Scuttering panic among the rabbits. Suddenly, not a rabbit in sight. Then Brer Fox on the far bank, paw upraised. We regarded each other; I drank in his lovely, wild soul. He dismissed me as a creature of no importance, bent, and drank. Ran his long, pink tongue round his lips. Silver drops of water fell back into the ripples. Then he tensed, dropped his haunches, leaped the burn, and vanished.
Even then I was reluctant to go to bed. Behind me stretched a winding gulley, floored with springy turf between high bracken. Overhead, up the gulley, ran a huge pipe. Once it must have carried water to Glasgow or Edinburgh. Now, rich-red with rust, it clanged hollowly. But had its uses. If psychopters came looking for us with metal scanners, they’d get a screenful of water pipe. Same if they tried to use heat scanners—the pipe heated quickly in the sun. Mitzi was stored in a deep, dry cave. Our tent was camouflaged with bracken fronds, tied across. I’d taken care not to break any branches. Dead bracken is a dead giveaway to infrared cameras.
As Vic Huggett still said in my fading nightmares, we were snug as a bug in a rug.
I sensed the dawn psychopter before I heard it. Its psycho-radar was set on unfocused scan, sweeping as wide an area as possible. I slipped among the bracken, filled my mind with the sound of the burn, became the burn. In the tent, Keri would be asleep: she always dropped off the moment her head hit the groundsheet. She’d leave no more impression on their screen than a dozing sheep…
The psychopter passed and vanished, leaving a thin stitching of sound that got lost in the hugeness of the hills. I crawled into the tent. Watched Keri sleeping in the dim green light. A tiny white feather had escaped from her sleeping bag and got stuck to the groundsheet; it trembled at her every breath. Her hand clutched the edge of the sleeping bag, as a child might clutch a teddy bear. She’d never let me hold her hand. Couldn’t bear me touching her, awake or asleep. But she was happy, and that was something.

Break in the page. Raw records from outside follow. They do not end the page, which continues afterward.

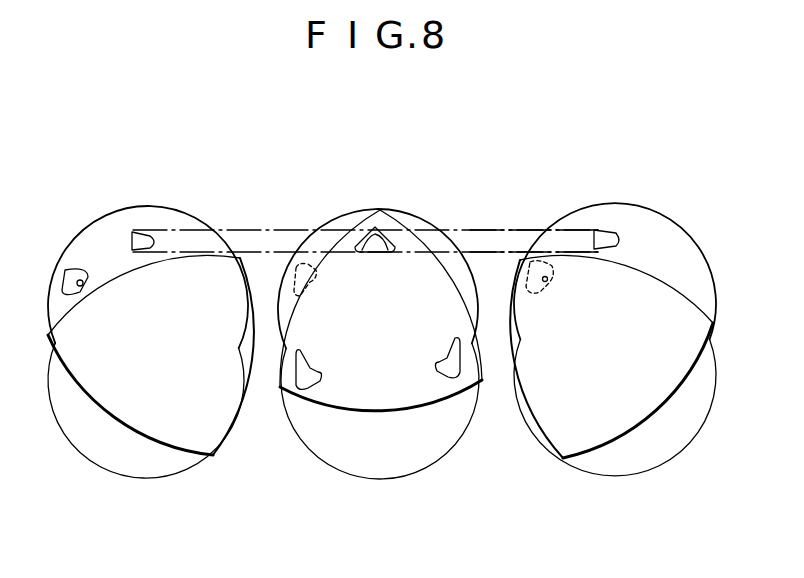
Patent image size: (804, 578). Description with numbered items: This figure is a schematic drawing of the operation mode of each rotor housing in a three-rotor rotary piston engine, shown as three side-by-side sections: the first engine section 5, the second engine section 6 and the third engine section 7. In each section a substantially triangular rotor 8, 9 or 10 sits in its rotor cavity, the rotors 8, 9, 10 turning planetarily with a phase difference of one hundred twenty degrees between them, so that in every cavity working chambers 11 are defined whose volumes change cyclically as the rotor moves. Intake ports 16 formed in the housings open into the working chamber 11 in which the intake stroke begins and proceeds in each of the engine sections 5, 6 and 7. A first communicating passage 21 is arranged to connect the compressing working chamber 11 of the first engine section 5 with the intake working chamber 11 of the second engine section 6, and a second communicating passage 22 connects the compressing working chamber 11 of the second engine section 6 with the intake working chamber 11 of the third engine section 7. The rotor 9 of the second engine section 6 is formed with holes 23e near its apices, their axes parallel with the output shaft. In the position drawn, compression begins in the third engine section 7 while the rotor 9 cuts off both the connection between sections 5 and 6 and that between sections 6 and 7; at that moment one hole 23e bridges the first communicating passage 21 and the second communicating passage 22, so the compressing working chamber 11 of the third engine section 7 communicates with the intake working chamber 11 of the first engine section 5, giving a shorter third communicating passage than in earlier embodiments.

The first engine section 5 is at (151, 395).
The second engine section 6 is at (381, 371).
The third engine section 7 is at (611, 395).
The rotor 8 is at (120, 425).
The rotor 9 is at (382, 410).
The rotor 10 is at (628, 432).
The working chamber 11 is at (112, 210).
The intake port 16 is at (82, 285).
The first communicating passage 21 is at (268, 229).
The second communicating passage 22 is at (489, 228).
The hole 23e is at (360, 235).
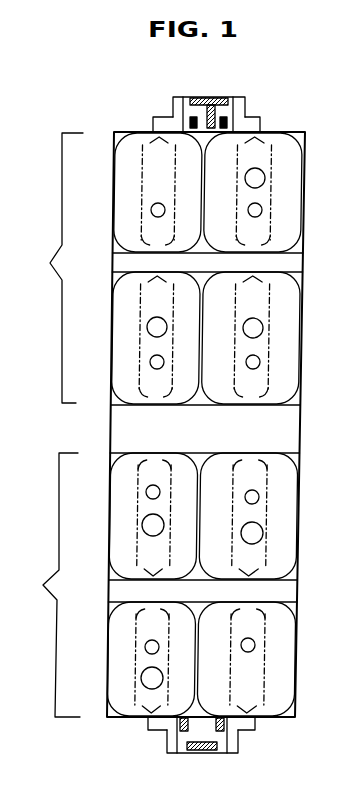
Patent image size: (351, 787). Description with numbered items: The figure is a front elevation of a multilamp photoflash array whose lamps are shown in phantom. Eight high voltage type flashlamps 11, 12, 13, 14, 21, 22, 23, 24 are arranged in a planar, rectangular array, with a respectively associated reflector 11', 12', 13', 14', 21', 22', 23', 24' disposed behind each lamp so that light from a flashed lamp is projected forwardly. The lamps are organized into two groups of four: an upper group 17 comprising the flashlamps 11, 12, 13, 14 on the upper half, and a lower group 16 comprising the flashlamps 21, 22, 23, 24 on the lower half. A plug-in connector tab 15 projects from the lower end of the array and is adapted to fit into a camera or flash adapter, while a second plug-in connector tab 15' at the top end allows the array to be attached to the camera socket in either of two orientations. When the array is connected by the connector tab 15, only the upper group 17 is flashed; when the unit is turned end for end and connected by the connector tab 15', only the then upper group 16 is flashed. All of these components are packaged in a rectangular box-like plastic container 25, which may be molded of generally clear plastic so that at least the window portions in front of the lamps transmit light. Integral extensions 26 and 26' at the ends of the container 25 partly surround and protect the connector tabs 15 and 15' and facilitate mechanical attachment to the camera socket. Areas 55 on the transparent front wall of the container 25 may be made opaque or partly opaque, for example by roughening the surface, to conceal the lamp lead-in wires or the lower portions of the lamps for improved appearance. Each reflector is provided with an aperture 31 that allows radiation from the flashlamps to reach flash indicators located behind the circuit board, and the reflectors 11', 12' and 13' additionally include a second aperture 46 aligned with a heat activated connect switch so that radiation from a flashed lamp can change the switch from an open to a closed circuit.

The plastic container 25 is at (304, 138).
The areas 55 is at (288, 265).
The second plug-in connector tab 15' is at (221, 97).
The integral extension 26' is at (224, 110).
The plug-in connector tab 15 is at (220, 742).
The integral extension 26 is at (193, 742).
The reflector 14' is at (138, 192).
The flashlamp 14 is at (125, 191).
The reflector 13' is at (272, 192).
The flashlamp 13 is at (288, 191).
The reflector 11' is at (137, 338).
The flashlamp 11 is at (124, 336).
The reflector 12' is at (270, 338).
The flashlamp 12 is at (284, 336).
The reflector 22' is at (133, 516).
The flashlamp 22 is at (119, 518).
The reflector 21' is at (267, 516).
The flashlamp 21 is at (281, 518).
The reflector 23' is at (133, 659).
The flashlamp 23 is at (118, 661).
The reflector 24' is at (266, 659).
The flashlamp 24 is at (280, 661).
The apertures 31 is at (151, 210).
The second aperture 46 is at (265, 178).
The upper group 17 is at (50, 268).
The lower group 16 is at (47, 585).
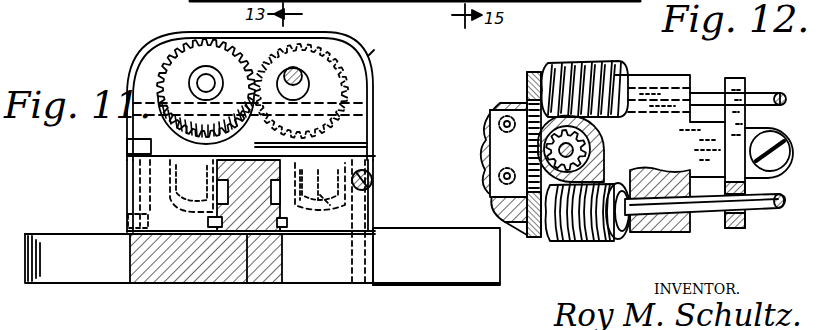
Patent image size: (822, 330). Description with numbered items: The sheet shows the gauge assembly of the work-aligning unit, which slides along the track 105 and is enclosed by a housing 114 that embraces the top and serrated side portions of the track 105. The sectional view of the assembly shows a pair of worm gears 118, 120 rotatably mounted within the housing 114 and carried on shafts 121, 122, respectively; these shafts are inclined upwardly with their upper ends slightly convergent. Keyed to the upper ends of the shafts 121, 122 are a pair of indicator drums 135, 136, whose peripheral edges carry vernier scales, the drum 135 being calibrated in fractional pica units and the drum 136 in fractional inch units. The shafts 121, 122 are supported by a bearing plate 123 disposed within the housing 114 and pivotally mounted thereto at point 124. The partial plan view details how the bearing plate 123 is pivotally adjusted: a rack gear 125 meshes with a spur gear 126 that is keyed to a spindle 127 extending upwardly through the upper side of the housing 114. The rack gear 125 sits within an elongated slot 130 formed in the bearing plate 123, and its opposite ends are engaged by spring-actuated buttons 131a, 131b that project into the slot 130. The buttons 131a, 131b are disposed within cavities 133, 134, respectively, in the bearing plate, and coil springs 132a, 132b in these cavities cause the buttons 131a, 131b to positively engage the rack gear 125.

In FIG. 11, the track 105 is at (250, 268).
In FIG. 11, the housing 114 is at (373, 84).
In FIG. 11, the worm gear 118 is at (128, 193).
In FIG. 12, the worm gear 118 is at (596, 238).
In FIG. 11, the worm gear 120 is at (368, 156).
In FIG. 12, the worm gear 120 is at (590, 63).
In FIG. 12, the shaft 121 is at (706, 220).
In FIG. 11, the shaft 122 is at (296, 74).
In FIG. 12, the shaft 122 is at (704, 98).
In FIG. 12, the bearing plate 123 is at (650, 75).
In FIG. 12, the pivot point 124 is at (770, 138).
In FIG. 12, the rack gear 125 is at (482, 140).
In FIG. 12, the spur gear 126 is at (500, 168).
In FIG. 12, the spindle 127 is at (596, 146).
In FIG. 12, the elongated slot 130 is at (488, 200).
In FIG. 12, the spring-actuated button 131a is at (525, 218).
In FIG. 12, the spring-actuated button 131b is at (512, 108).
In FIG. 12, the coil spring 132a is at (544, 234).
In FIG. 12, the coil spring 132b is at (541, 74).
In FIG. 12, the cavity 133 is at (536, 226).
In FIG. 12, the cavity 134 is at (528, 80).
In FIG. 11, the indicator drum 135 is at (180, 72).
In FIG. 11, the indicator drum 136 is at (388, 48).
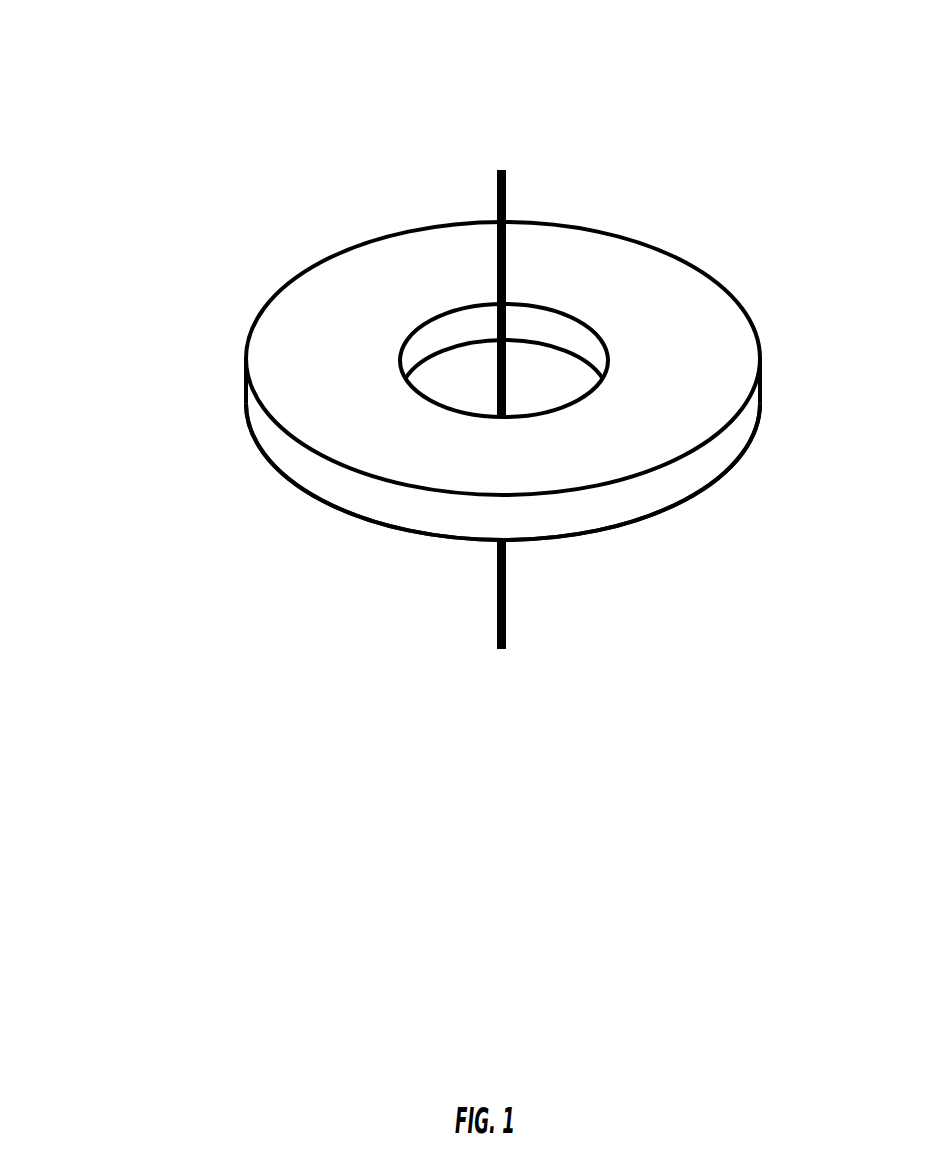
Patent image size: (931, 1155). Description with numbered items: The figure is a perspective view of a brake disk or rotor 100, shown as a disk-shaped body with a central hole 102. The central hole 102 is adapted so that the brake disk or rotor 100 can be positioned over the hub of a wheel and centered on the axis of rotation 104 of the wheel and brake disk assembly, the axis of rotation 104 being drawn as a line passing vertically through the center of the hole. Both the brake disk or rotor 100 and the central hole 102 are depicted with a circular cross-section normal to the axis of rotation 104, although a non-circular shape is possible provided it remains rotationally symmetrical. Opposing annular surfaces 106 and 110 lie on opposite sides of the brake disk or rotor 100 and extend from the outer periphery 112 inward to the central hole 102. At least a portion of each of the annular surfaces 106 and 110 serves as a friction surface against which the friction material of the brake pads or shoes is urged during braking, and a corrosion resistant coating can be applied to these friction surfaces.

The brake disk or rotor 100 is at (142, 102).
The central hole 102 is at (452, 368).
The axis of rotation 104 is at (502, 208).
The annular surface 106 is at (287, 358).
The annular surface 110 is at (458, 499).
The outer periphery 112 is at (718, 458).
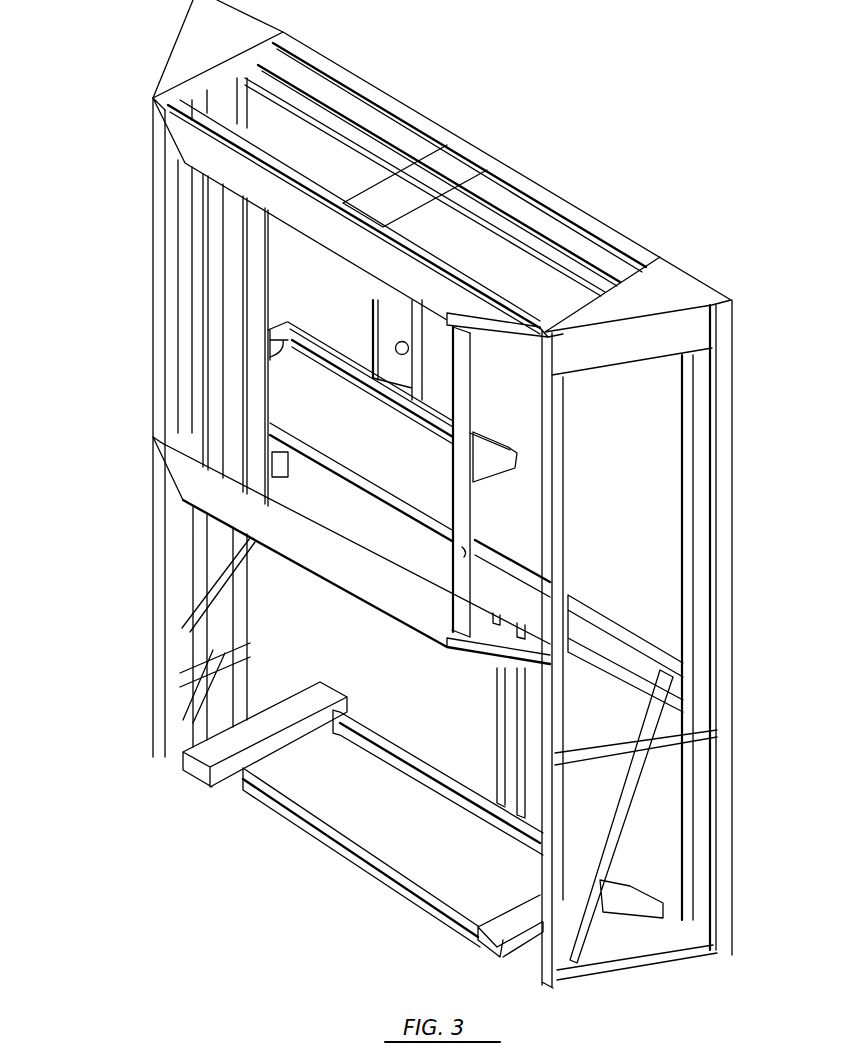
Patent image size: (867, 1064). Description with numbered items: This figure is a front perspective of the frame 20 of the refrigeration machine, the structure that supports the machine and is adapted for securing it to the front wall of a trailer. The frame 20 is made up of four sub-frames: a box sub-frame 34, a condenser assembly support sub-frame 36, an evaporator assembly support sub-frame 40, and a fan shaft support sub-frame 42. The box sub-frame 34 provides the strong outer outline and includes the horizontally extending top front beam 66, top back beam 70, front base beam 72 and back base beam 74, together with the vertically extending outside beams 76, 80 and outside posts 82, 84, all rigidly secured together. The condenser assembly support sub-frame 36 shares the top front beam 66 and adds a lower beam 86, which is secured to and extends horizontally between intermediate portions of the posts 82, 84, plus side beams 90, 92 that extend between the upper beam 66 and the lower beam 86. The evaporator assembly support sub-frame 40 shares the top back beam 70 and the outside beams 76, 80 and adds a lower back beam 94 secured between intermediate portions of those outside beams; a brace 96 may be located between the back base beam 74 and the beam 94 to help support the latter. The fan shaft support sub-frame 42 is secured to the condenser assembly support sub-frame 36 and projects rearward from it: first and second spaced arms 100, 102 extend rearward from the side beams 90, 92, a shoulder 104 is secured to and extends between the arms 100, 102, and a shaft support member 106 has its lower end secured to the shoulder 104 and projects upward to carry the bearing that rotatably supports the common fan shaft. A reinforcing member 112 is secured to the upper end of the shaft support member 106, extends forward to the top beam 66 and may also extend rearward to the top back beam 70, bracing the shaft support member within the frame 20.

The frame 20 is at (500, 100).
The box sub-frame 34 is at (148, 602).
The condenser assembly support sub-frame 36 is at (346, 606).
The evaporator assembly support sub-frame 40 is at (604, 592).
The fan shaft support sub-frame 42 is at (368, 313).
The top front beam 66 is at (237, 173).
The top back beam 70 is at (337, 66).
The front base beam 72 is at (268, 807).
The back base beam 74 is at (440, 787).
The outside beam 76 is at (247, 120).
The outside beam 80 is at (720, 352).
The outside post 82 is at (152, 218).
The outside post 84 is at (560, 433).
The lower beam 86 is at (283, 540).
The side beam 90 is at (212, 268).
The side beam 92 is at (466, 550).
The lower back beam 94 is at (613, 622).
The brace 96 is at (510, 712).
The first arm 100 is at (270, 357).
The second arm 102 is at (493, 477).
The shoulder 104 is at (427, 418).
The shaft support member 106 is at (395, 368).
The reinforcing member 112 is at (428, 170).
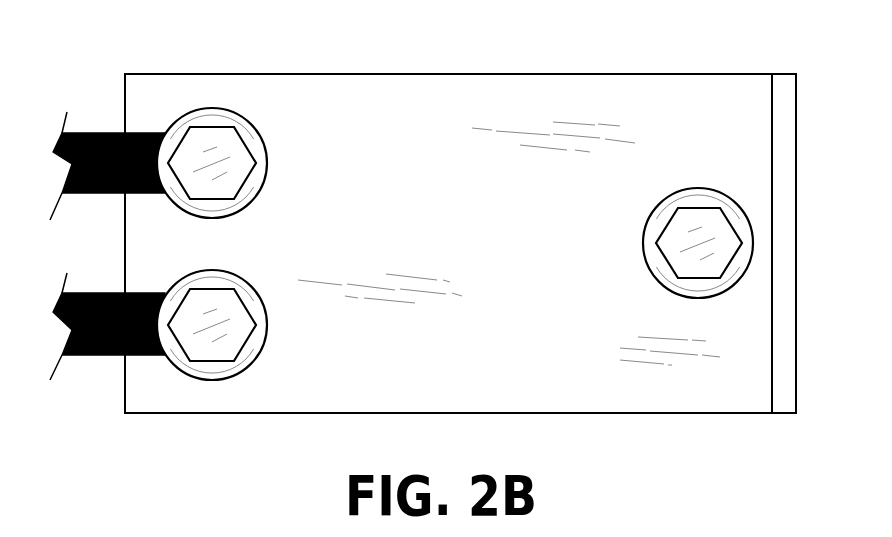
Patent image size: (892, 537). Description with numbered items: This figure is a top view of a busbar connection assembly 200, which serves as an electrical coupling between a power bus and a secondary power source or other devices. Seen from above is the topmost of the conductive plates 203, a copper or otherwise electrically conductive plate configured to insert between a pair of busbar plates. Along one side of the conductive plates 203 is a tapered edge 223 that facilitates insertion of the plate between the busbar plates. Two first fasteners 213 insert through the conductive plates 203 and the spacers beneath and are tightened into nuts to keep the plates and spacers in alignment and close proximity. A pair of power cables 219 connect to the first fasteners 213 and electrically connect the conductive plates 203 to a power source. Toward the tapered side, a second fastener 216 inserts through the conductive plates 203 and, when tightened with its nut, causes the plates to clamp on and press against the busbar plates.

The busbar connection assembly 200 is at (419, 272).
The conductive plate 203 is at (447, 246).
The first fastener 213 is at (230, 307).
The second fastener 216 is at (702, 227).
The power cable 219 is at (93, 133).
The tapered edge 223 is at (780, 125).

I’d been right about the Fort William depot. I’d watched the old yellow choppers fly out, muddy robo-dozers slung underneath. Noticed the direction they went. The following night, we found where they were working. It was deserted after dark.
“Looks like a castle in a fairy tale,” said Keri. A very small castle: more a fortified house, with steep roof and pointed turrets. The kind you get in Scotland.
“What’re they building it
for?”
she asked.
“They’re not building it, they’re restoring it. It’s been ruined hundreds of years. …”
“But what for?”
“For a fairy tale,” I said bitterly. “They’re potty—restoring ruins and letting the roads go to hell. Making Scotland like it was before the Battle of Bannock-burn. …”
“Except Scotland had
people,
then.”
I poked through the portable huts and scattered machinery. There was a petrol-driven generator that could recharge Mitzi. One hut held a shotgun and half a box of cartridges. A would-be big-game hunter? Or somebody with wolf-phobia, like Keri? She borrowed the gun permanently; it cheered her up no end, though I warned her it wouldn’t stop a charging highland bull.